Dr Bupathi: It really depends on the urologist, and it also depends on the patient’s age and extent of disease. For example, a younger patient in their 50s or 60s with extensive disease will often be referred immediately from the urologist to begin triplet therapy. However, for an older patient in their 70s or 80s, this decision may not be as clear. For these patients, the urologist may ask me to evaluate and provide my opinion.

Overall, most physicians can evaluate a patient in terms of fitness regardless of their specialty. I often think of it as, if a patient can be safely operated on, then that patient is probably safe enough to get chemotherapy. Now, that is just an initial consideration—certainly other factors such as liver and kidney function tests must be evaluated, as well as things like concomitant medications.

Dr Lam: Is there anything you would like to add? 

Dr Bupathi: Communication is probably one of the biggest things that can make patients get frustrated—“didn’t they send you the records?,” or “didn’t he or she call you?,” or “how do you not know?” I think communication is the key thing we can do to maintain that relationship from a patient standpoint as well as from a colleague standpoint. I text my urology colleagues multiple times throughout the day. I find that when I push these lines of communications, the patients are very happy. We are all on the same page, and the next visit goes by much more smoothly, and I already know the plan before I see the patient. 
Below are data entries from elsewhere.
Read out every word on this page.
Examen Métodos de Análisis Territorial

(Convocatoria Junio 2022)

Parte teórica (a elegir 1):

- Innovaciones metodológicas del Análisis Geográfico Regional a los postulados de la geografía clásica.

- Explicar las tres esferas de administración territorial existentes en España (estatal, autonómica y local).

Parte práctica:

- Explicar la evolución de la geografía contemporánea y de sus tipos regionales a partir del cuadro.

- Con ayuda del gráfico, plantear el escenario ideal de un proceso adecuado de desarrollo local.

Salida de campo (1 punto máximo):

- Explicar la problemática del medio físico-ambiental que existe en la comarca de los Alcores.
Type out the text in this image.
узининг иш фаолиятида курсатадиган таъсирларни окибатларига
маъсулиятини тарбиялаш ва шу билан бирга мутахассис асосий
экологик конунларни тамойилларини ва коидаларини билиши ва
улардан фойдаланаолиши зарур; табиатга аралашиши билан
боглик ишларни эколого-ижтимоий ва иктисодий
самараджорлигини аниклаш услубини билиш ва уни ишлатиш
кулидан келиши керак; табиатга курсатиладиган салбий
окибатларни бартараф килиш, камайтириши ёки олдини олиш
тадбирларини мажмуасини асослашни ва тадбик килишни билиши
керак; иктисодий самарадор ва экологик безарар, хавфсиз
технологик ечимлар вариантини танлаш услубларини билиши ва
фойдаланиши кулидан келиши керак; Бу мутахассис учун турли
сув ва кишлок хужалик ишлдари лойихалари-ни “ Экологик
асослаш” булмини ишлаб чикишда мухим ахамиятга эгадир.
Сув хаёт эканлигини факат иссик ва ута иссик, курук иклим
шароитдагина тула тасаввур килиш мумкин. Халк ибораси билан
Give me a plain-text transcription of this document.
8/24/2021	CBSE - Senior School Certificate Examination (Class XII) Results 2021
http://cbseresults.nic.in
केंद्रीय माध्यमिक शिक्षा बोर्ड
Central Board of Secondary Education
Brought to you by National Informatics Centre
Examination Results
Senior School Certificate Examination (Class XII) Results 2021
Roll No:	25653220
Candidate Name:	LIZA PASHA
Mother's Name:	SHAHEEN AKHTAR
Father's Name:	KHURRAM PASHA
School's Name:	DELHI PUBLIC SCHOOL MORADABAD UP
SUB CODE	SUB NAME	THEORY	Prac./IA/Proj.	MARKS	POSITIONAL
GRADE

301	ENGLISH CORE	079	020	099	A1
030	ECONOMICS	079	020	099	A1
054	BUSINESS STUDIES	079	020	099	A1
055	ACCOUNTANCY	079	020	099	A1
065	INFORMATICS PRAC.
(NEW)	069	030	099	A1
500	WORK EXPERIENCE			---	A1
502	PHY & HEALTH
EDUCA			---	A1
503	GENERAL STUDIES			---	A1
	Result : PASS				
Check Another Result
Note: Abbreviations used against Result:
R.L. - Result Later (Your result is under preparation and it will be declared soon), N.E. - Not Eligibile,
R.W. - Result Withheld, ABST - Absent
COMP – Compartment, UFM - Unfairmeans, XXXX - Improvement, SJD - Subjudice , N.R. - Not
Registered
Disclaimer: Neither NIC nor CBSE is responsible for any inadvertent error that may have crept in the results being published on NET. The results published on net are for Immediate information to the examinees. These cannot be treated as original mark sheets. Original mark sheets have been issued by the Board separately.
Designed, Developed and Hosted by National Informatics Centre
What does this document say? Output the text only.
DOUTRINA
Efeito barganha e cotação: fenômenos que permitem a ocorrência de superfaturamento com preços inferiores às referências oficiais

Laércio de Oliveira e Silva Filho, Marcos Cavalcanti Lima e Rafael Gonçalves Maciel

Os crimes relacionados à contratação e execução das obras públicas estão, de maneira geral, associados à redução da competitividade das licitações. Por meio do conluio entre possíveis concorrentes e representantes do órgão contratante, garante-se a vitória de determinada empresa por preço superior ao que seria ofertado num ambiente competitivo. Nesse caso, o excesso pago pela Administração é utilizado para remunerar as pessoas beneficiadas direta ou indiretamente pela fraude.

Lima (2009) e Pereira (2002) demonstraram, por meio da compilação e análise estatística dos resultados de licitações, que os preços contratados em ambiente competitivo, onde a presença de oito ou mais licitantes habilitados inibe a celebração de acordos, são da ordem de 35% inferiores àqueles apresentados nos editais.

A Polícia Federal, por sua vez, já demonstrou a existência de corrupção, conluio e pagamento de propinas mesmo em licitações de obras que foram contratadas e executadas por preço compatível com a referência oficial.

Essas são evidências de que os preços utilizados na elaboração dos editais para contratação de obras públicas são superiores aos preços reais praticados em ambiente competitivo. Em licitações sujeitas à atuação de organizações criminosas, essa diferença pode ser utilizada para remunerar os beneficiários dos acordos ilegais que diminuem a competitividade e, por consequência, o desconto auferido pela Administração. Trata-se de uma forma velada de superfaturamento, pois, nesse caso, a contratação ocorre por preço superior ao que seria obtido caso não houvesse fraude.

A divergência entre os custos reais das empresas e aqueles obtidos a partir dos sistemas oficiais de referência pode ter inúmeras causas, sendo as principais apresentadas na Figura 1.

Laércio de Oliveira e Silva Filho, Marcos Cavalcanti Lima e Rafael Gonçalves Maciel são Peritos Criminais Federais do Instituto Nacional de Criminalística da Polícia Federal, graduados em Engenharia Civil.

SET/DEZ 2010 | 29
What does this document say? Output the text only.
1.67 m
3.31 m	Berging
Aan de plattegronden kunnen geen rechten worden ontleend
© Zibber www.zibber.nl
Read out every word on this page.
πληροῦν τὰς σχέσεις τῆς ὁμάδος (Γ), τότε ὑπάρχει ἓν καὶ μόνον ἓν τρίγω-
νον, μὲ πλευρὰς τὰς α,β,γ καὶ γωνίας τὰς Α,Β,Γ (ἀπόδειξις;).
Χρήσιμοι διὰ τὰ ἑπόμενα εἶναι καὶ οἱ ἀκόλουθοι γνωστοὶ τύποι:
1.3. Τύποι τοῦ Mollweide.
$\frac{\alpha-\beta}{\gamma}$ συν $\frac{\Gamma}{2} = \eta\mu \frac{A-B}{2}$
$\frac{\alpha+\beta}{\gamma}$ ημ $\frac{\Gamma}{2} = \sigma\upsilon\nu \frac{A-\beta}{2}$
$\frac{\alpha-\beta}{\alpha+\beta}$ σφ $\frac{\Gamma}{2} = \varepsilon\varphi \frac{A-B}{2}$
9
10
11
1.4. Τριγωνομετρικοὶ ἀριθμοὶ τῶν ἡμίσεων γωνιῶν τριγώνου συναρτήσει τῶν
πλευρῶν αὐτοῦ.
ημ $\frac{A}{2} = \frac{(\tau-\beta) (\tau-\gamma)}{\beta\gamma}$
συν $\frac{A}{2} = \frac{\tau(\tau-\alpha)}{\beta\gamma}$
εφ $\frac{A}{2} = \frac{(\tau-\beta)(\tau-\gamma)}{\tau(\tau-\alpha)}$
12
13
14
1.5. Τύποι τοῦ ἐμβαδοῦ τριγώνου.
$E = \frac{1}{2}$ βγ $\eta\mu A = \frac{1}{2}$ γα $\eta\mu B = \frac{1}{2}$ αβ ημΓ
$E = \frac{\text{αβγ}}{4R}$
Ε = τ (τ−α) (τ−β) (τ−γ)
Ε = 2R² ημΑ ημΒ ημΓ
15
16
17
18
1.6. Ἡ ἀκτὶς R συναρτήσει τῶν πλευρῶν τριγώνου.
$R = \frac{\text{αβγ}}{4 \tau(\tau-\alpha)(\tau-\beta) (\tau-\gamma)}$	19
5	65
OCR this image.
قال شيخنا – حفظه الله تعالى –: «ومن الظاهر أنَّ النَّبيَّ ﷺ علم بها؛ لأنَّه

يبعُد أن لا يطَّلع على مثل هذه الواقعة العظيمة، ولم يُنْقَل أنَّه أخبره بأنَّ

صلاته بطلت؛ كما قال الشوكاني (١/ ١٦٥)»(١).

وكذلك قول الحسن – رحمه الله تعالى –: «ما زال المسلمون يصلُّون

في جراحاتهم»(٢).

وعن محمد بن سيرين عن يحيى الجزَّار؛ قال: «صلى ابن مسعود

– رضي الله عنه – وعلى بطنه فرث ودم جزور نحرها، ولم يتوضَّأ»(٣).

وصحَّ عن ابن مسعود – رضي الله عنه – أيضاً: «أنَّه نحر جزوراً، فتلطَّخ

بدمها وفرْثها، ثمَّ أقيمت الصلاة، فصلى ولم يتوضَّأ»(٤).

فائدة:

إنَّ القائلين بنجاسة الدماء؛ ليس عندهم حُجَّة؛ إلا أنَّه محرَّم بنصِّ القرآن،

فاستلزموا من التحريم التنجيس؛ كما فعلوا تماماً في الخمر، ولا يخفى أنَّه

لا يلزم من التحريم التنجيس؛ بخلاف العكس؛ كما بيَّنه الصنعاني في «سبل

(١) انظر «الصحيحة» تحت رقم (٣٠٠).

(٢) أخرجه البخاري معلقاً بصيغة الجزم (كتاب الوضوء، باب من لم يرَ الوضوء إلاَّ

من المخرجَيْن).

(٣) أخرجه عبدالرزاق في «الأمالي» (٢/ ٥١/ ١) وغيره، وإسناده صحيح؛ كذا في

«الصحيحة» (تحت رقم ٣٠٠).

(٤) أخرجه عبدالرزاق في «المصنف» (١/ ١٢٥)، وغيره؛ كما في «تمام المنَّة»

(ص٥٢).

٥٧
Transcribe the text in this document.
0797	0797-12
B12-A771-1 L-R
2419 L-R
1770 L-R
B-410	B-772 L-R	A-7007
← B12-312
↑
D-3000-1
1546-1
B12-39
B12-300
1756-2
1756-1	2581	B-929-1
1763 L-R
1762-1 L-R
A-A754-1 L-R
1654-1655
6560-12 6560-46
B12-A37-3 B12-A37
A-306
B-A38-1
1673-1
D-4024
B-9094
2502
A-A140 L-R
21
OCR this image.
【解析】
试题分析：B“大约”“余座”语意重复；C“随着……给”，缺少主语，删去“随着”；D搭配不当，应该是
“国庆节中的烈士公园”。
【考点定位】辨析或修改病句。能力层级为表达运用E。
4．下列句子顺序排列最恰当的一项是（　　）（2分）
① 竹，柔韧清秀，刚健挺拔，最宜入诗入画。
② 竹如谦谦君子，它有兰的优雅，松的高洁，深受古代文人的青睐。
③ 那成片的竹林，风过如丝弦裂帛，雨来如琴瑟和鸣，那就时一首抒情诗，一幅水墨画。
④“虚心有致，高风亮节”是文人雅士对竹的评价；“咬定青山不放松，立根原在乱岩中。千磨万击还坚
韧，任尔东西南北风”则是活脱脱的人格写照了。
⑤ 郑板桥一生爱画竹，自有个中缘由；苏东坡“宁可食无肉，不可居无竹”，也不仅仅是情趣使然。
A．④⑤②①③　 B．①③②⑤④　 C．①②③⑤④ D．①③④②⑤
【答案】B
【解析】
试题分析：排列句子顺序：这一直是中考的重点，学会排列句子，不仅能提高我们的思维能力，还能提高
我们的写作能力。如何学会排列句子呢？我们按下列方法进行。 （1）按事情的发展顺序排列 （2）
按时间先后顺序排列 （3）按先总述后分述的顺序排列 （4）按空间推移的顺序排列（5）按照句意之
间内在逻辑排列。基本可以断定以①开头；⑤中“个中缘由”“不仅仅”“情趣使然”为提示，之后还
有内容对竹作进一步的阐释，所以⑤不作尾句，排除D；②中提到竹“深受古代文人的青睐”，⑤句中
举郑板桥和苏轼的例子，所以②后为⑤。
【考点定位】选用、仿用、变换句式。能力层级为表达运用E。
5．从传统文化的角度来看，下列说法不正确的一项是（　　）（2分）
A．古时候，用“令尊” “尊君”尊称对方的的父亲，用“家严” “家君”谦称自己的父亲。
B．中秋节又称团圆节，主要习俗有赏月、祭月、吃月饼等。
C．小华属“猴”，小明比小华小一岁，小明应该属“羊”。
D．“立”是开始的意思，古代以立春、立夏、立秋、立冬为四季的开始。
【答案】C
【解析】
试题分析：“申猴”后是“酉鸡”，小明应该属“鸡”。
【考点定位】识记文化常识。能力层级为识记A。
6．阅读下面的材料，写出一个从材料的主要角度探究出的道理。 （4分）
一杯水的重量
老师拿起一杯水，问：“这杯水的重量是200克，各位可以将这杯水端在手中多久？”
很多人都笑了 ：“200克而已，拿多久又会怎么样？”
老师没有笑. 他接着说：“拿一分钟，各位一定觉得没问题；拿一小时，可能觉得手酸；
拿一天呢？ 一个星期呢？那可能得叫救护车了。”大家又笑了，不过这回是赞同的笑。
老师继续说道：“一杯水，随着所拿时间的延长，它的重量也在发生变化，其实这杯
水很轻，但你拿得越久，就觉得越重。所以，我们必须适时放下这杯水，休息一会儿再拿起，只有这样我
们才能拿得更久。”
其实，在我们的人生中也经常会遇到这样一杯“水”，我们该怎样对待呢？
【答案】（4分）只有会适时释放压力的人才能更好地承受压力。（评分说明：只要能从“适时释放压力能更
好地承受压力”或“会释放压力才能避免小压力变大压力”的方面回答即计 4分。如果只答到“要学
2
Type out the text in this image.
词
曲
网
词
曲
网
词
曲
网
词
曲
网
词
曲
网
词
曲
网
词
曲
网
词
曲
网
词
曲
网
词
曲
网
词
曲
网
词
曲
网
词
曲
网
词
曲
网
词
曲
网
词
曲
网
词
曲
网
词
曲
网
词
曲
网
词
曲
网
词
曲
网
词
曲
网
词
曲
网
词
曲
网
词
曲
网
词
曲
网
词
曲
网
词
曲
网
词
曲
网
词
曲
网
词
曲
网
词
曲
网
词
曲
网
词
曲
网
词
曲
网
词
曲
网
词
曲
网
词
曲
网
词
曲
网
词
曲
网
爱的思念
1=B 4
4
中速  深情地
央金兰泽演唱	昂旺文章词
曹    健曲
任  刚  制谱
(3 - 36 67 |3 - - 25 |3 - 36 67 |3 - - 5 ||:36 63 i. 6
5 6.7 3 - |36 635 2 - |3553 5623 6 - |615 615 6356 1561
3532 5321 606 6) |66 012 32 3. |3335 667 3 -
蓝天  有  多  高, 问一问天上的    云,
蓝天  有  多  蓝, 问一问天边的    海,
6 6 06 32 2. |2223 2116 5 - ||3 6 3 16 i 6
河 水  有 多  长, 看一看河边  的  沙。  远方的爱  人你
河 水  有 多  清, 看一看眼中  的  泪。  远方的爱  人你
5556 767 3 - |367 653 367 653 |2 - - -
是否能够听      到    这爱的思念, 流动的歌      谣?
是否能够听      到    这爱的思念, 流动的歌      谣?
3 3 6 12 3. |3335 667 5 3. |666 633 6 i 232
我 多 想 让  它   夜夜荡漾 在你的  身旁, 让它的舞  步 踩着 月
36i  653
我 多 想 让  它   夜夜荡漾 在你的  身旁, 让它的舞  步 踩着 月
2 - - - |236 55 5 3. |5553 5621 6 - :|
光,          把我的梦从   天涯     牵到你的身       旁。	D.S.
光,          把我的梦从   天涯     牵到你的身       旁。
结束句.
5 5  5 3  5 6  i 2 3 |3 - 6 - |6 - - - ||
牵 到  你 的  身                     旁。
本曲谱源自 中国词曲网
Dr Cahn: I agree, and I also think it is important to re-emphasize the benefit that a patient can experience with collaborative care. There does seem to be some tension between the urology and oncology specialties. Some of these patients have had decades-long relationships with their urologist prior to seeking care for mHSPC. That said, that does not mean that the urologist is the best physician to treat that patient’s prostate cancer. If the patient’s urologist has expertise in treating advanced prostate cancer, then perhaps that patient should stay under their care. But we all need to keep open minds, and check our egos at the door to maintain a willingness to be collaborative. The patient must always come first.